When I started out in the world of SQL Server disk space was less of a concern than raw IO and the only way to get the raw IO was to increase the spindle count, which in turn led to a certain amount of ‘wasted’ space. That extra space helped the DBA’s of the world get a reputation as space wasters – the IO conversation never seemed to get heard.
Now most of us work with databases on a SAN and rarely have any control over the provisioning. It’s more common than it used to be to have conversations about IO rates (though not common enough) and it’s still a conversation about how much space we need. It feels like the pendulum has swung all over the map and we’ve wound up in a place where we – the DBA’s – are responsible for using up the world’s most precious commodity!

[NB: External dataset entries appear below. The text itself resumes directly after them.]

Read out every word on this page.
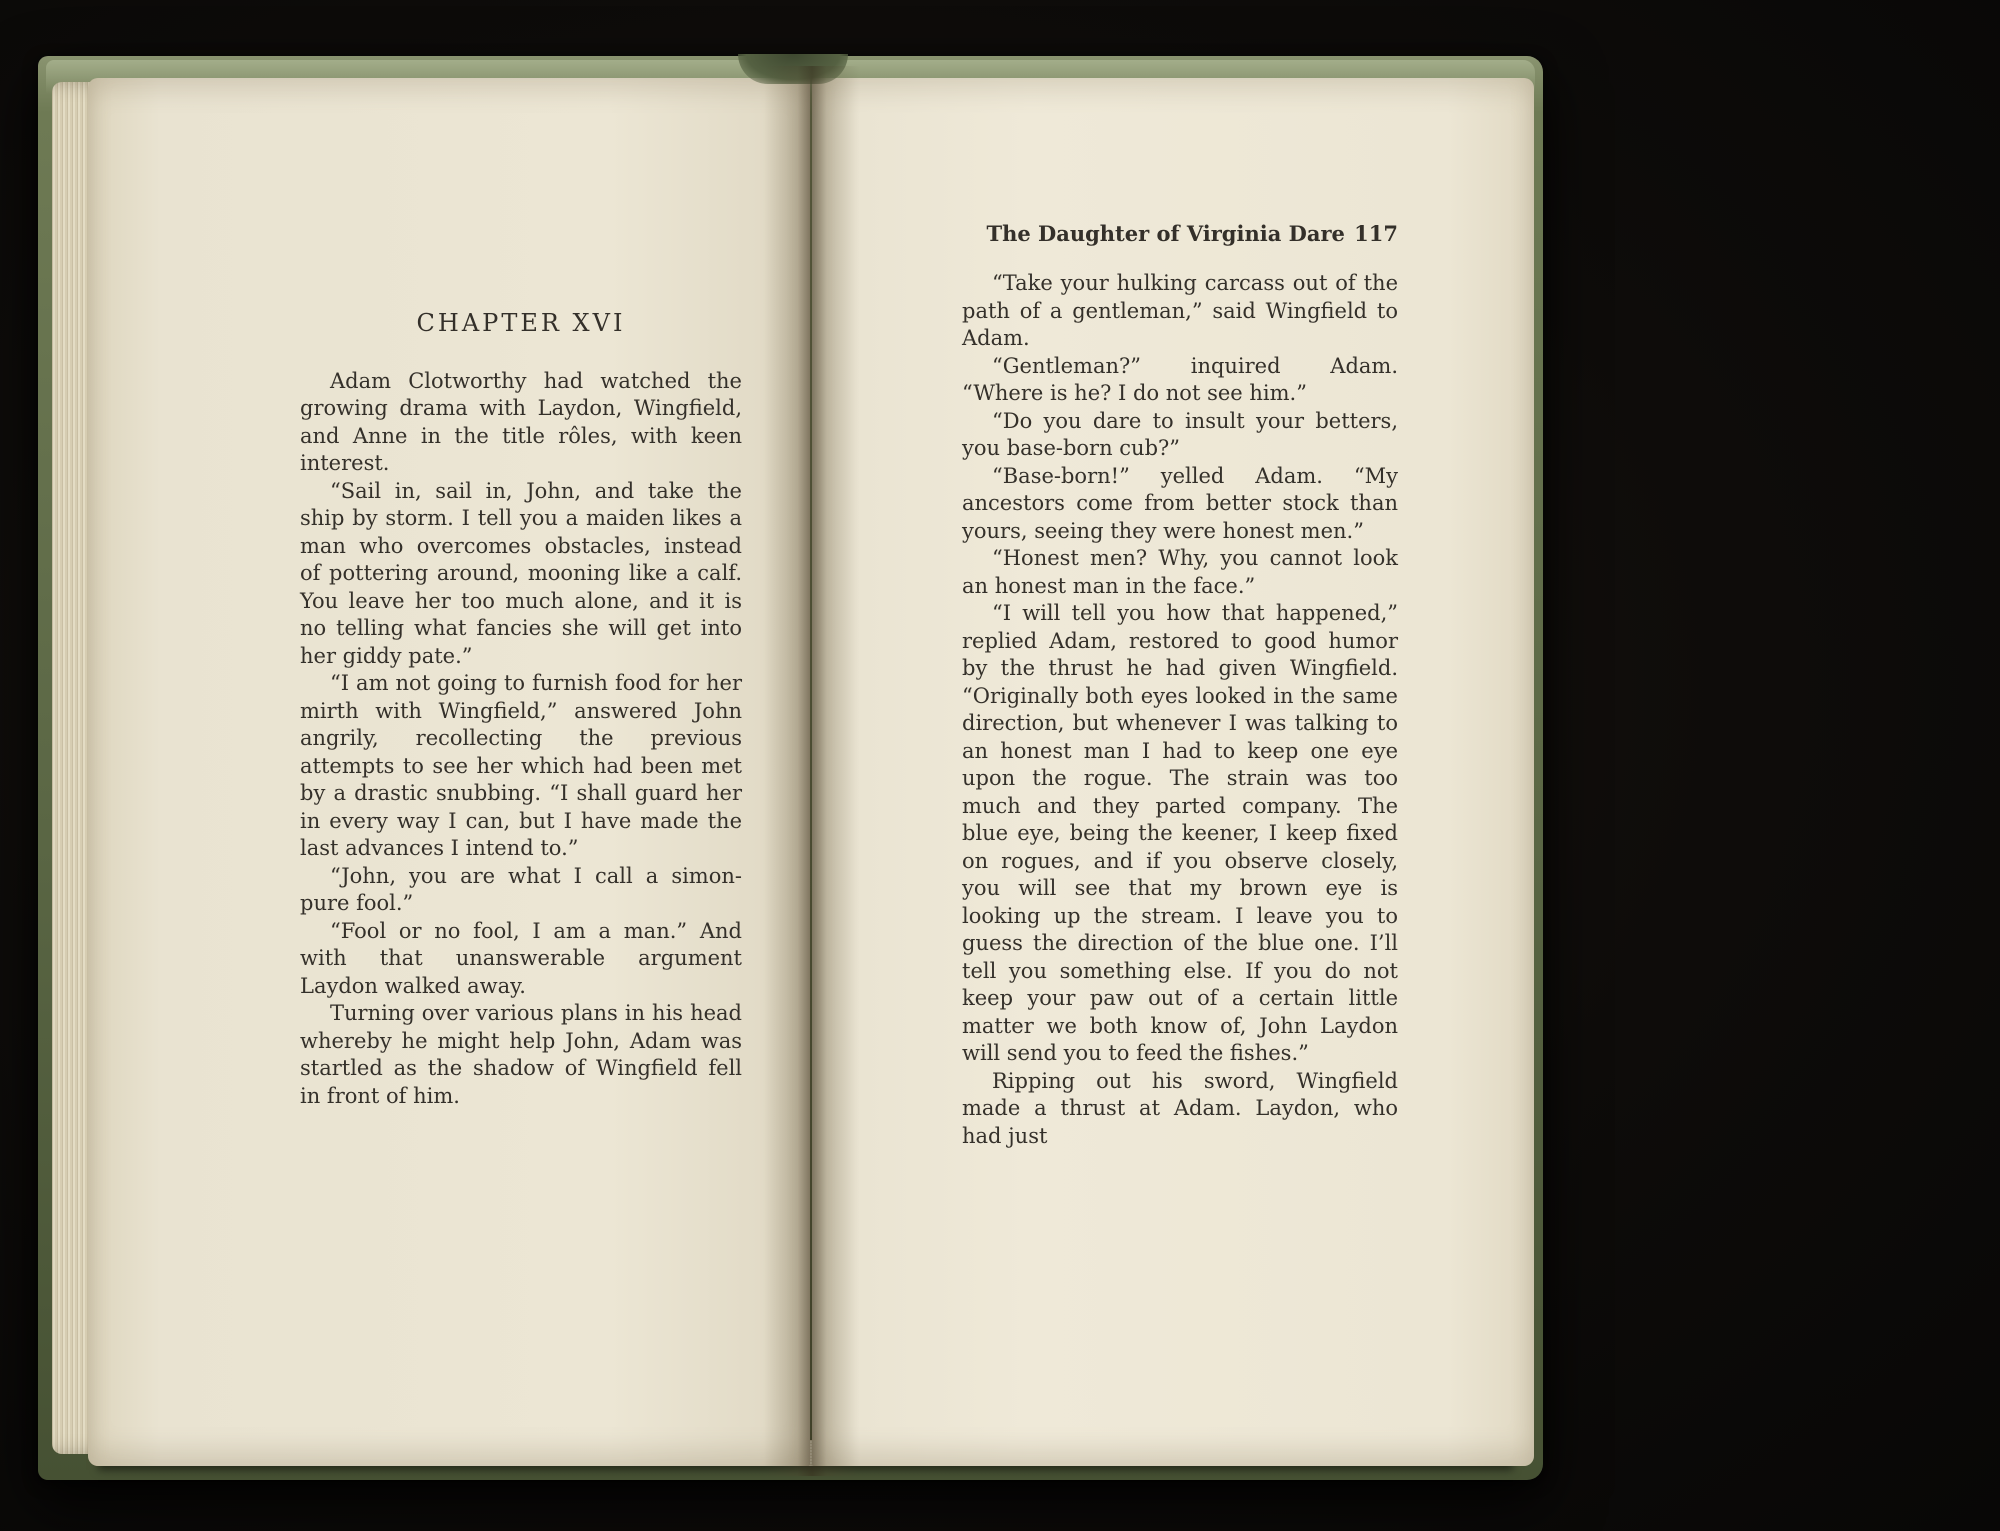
CHAPTER XVI

Adam Clotworthy had watched the growing drama with Laydon, Wingfield, and Anne in the title rôles, with keen interest.

“Sail in, sail in, John, and take the ship by storm. I tell you a maiden likes a man who overcomes obstacles, instead of pottering around, mooning like a calf. You leave her too much alone, and it is no telling what fancies she will get into her giddy pate.”

“I am not going to furnish food for her mirth with Wingfield,” answered John angrily, recollecting the previous attempts to see her which had been met by a drastic snubbing. “I shall guard her in every way I can, but I have made the last advances I intend to.”

“John, you are what I call a simon-pure fool.”

“Fool or no fool, I am a man.” And with that unanswerable argument Laydon walked away.

Turning over various plans in his head whereby he might help John, Adam was startled as the shadow of Wingfield fell in front of him.

The Daughter of Virginia Dare 117

“Take your hulking carcass out of the path of a gentleman,” said Wingfield to Adam.

“Gentleman?” inquired Adam. “Where is he? I do not see him.”

“Do you dare to insult your betters, you base-born cub?”

“Base-born!” yelled Adam. “My ancestors come from better stock than yours, seeing they were honest men.”

“Honest men? Why, you cannot look an honest man in the face.”

“I will tell you how that happened,” replied Adam, restored to good humor by the thrust he had given Wingfield. “Originally both eyes looked in the same direction, but whenever I was talking to an honest man I had to keep one eye upon the rogue. The strain was too much and they parted company. The blue eye, being the keener, I keep fixed on rogues, and if you observe closely, you will see that my brown eye is looking up the stream. I leave you to guess the direction of the blue one. I’ll tell you something else. If you do not keep your paw out of a certain little matter we both know of, John Laydon will send you to feed the fishes.”

Ripping out his sword, Wingfield made a thrust at Adam. Laydon, who had just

For the SAN admins reading this today, I’d mention this – DBA’s don’t decide on the space requirements. Those are driven by users and applications and retention policies and SLA’s for recovery times and other operational requirements. DBA’s are almost always fighting the good fight to normalize (which saves space), to archive (to slower and cheaper storage), and to purge (saves space and can help maintain performance levels). We review designs and recommend the smallest data types, sparse columns, and every other trick we know to make the application and database work long term. We compress tables when we can and backups almost always. Sometimes we’re listened to and sometimes not.

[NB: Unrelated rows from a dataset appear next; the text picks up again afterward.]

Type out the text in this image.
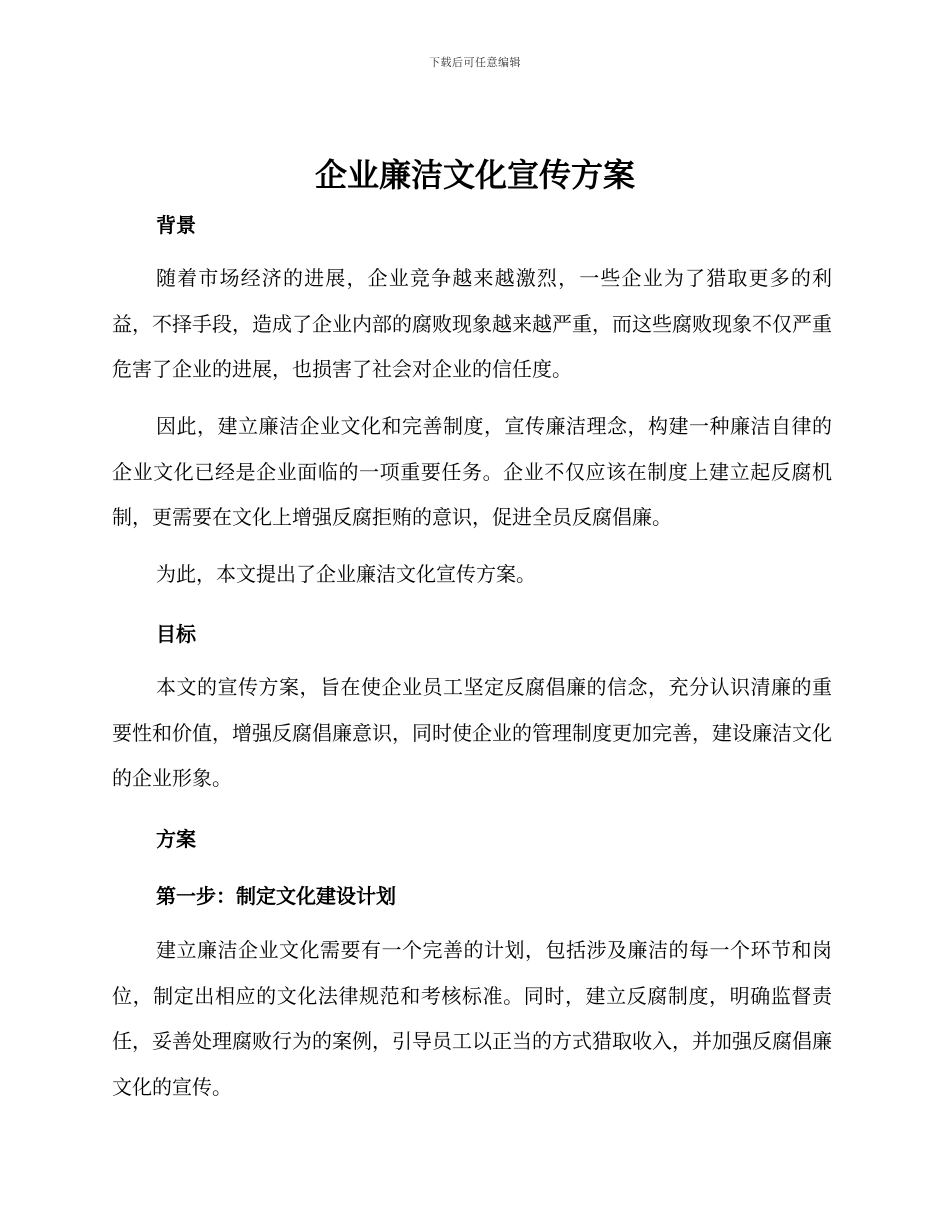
下载后可任意编辑
企业廉洁文化宣传方案
背景
随着市场经济的进展，企业竞争越来越激烈，一些企业为了猎取更多的利益，不择手段，造成了企业内部的腐败现象越来越严重，而这些腐败现象不仅严重危害了企业的进展，也损害了社会对企业的信任度。
因此，建立廉洁企业文化和完善制度，宣传廉洁理念，构建一种廉洁自律的企业文化已经是企业面临的一项重要任务。企业不仅应该在制度上建立起反腐机制，更需要在文化上增强反腐拒贿的意识，促进全员反腐倡廉。
为此，本文提出了企业廉洁文化宣传方案。
目标
本文的宣传方案，旨在使企业员工坚定反腐倡廉的信念，充分认识清廉的重要性和价值，增强反腐倡廉意识，同时使企业的管理制度更加完善，建设廉洁文化的企业形象。
方案
第一步：制定文化建设计划
建立廉洁企业文化需要有一个完善的计划，包括涉及廉洁的每一个环节和岗位，制定出相应的文化法律规范和考核标准。同时，建立反腐制度，明确监督责任，妥善处理腐败行为的案例，引导员工以正当的方式猎取收入，并加强反腐倡廉文化的宣传。
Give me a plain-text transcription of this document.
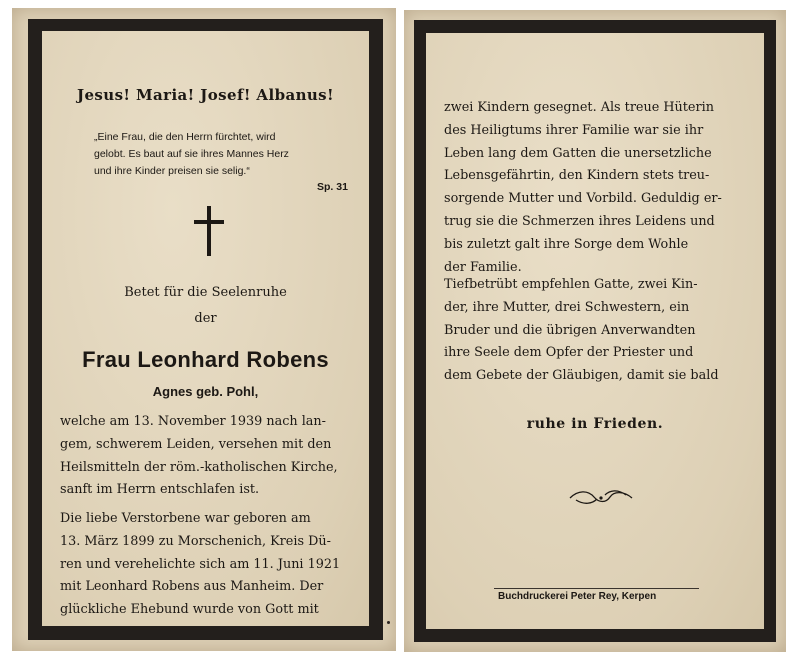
Jesus! Maria! Josef! Albanus!
„Eine Frau, die den Herrn fürchtet, wird
gelobt. Es baut auf sie ihres Mannes Herz
und ihre Kinder preisen sie selig.“
Sp. 31
Betet für die Seelenruhe
der
Frau Leonhard Robens
Agnes geb. Pohl,
welche am 13. November 1939 nach lan-
gem, schwerem Leiden, versehen mit den
Heilsmitteln der röm.-katholischen Kirche,
sanft im Herrn entschlafen ist.
Die liebe Verstorbene war geboren am
13. März 1899 zu Morschenich, Kreis Dü-
ren und verehelichte sich am 11. Juni 1921
mit Leonhard Robens aus Manheim. Der
glückliche Ehebund wurde von Gott mit
zwei Kindern gesegnet. Als treue Hüterin
des Heiligtums ihrer Familie war sie ihr
Leben lang dem Gatten die unersetzliche
Lebensgefährtin, den Kindern stets treu-
sorgende Mutter und Vorbild. Geduldig er-
trug sie die Schmerzen ihres Leidens und
bis zuletzt galt ihre Sorge dem Wohle
der Familie.
Tiefbetrübt empfehlen Gatte, zwei Kin-
der, ihre Mutter, drei Schwestern, ein
Bruder und die übrigen Anverwandten
ihre Seele dem Opfer der Priester und
dem Gebete der Gläubigen, damit sie bald
ruhe in Frieden.
Buchdruckerei Peter Rey, Kerpen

The running joke at the office is that we always need a terabyte added, and then we bargain down to the minimum we can get by with. Do we always need a terabyte? No, what we need is slack. Sometimes we need to sit on a backup an extra couple days, or keep a spare restored copy for some coding or testing or experimenting. It makes us a little crazy to have to spend time asking for 100 gigabytes! We (the royal DBA we) get that enterprise storage is considerably more expensive than consumer storage, but it’s not that expensive.
We’re living in the age of thin provisioning (at the VM and the SAN level) and data deduplication, all done easily and mostly efficiently. Do we really need to argue about a terabyte? Or is this a conspiracy, where the SAN team gets a bonus for minimizing space presented for use? What do they do with all that unused space? Could it be that the SAN team has a hoarding problem?